Liverpool Sound and Vision Rating * * * *
It is our own story that we dance to, that we sit and think back over all the occasions we did something extraordinary, that we perhaps didn’t live up to our own sense of self or impossibly high standards. It is the Life & Times in which we remember over a large glass of smoky whisky, with friends staring into the fire as we toast marsh mellows, when we are alone and the darkness comes calling, it is the Life & Times in which we must celebrate or in which we must atone.

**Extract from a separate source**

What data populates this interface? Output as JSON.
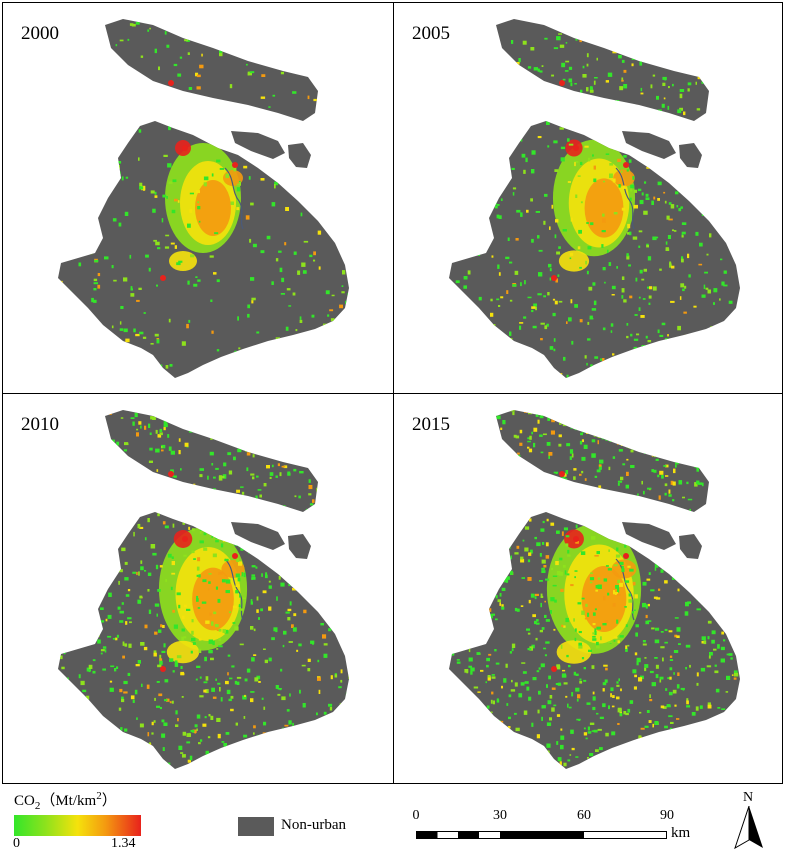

Neal Morse has arguably an awful lot to celebrate in a career that has seen him as one of the great exponents of Progressive Rock and the wider circle of music, it is in his life that perhaps sometimes things didn’t go to plan, that the weight of expectation was too much and this in itself is not a bad point, we all have to go through such moments to come out the other side, perhaps changed, more than likely more appreciative of the next chapter to come.
The album is more than personal, it is one that is also is not afraid to open up possible scars, of understanding the man arguably more than he has been able to show before, of being determined to love the skin we all inhabit, of connecting not only with those that take our words and hold them close but with ourselves, of being kind even when we make the mistakes that others hold us more than accountable for, they positively relish our doubt and sense of shame.
In tracks such as JoAnne, Good Love is on the Way, the heartbreaking He Died At Home, War on the Ocean and Manchester, Neal Morse goes the extra mile and truly looks the music in the face and confirms what he has always known, that art is a labour of love that is often unrewarded except for the self worth that it installs into the one perspiring in the dark hours and when the feeling of bravado is low and conformity a thought worth considering.
A marvellously passionate album, a sense of endeavour in the darkness which has seen the light, Life & Times, it is all we can hope for that we remember the good and the flawed with equal love.